After J. J Abrams at the helm of the hugely successful Force Awakens, it was Rian Johnson’s turn to crank the notch up and make an action-packed and stunning sequel. He did just that, but somehow it still does not live up to its predecessor in plot, characters and uniqueness.
In Star Wars: The Last Jedi, we pick up right where we left off where Luke and Rey have met on a deserted island. Although, this isn’t the Star Wars we remember as Luke is hesitant about the future. “The Jedi must die”, says Luke, a surprisingly glum version of the Luke we came to know and love. It was much preferable when he said things like “But I was going into Tosche Station to pick up some power converters!”. Gloomy Luke leads most of the important parts of the film, along with Kylo Ren, the villain we are supposed to feel bad for. After Kylo killed Han, his father, his dark side became much stronger, leading him to be a more powerful force this time. Although, as a villain he still seems to be lacking the sense of antagonism needed, but this may be since his actions divert between light and dark.
We meet up with Fin again but this time his story seems like filler. He meets Rose, a mechanic in the bellows of the ship who just lost her sister in battle. Fin and Rose have an adventure that is at the least very entertaining, but plot wise it was completely unnecessary. It seemed as though Rose could have been cut from the film, and the plot would have stayed the same for the most part.

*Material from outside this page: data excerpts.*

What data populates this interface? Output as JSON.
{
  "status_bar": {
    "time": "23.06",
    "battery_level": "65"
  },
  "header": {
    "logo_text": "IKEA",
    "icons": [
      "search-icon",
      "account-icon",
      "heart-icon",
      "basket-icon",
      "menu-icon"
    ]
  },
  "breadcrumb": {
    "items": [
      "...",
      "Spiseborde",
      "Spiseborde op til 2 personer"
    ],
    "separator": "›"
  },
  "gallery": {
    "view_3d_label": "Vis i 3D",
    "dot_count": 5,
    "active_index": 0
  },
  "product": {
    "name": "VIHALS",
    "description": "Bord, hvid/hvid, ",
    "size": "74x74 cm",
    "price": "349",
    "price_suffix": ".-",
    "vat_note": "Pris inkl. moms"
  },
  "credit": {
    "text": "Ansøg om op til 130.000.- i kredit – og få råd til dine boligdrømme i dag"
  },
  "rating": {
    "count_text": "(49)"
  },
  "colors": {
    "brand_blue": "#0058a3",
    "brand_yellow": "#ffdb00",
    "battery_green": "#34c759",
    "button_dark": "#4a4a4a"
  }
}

The big polarizing debate about this film comes from the choices made for the characters and the unnecessary plot points, but these complaints are justified. However, despite the negatives of the characters’ actions and the narrow plot, the visuals and the action make up for it. The very first scene of the film brings us right into an intense battle sequence that immediately grabs our attention, and this is just the first of many similar sequences. The stunning cinematography throughout is enough for the film to be rewatchable.
The wonderful element of this trilogy so far, is that it seems to be paying homage to the three original Star Wars films (Not the prequels which seem more like outcasts to the rest of the series). The visuals, the music and the humor are much like the classics, giving super fans plenty to enjoy with The Last Jedi. In a sense, this film works perfectly well as a Star Wars film that stays original, but is unfortunately missing some important pieces that would make it into the new Empire Strikes Back.
Rated PG-13 for sequences of sci-fi action and violence.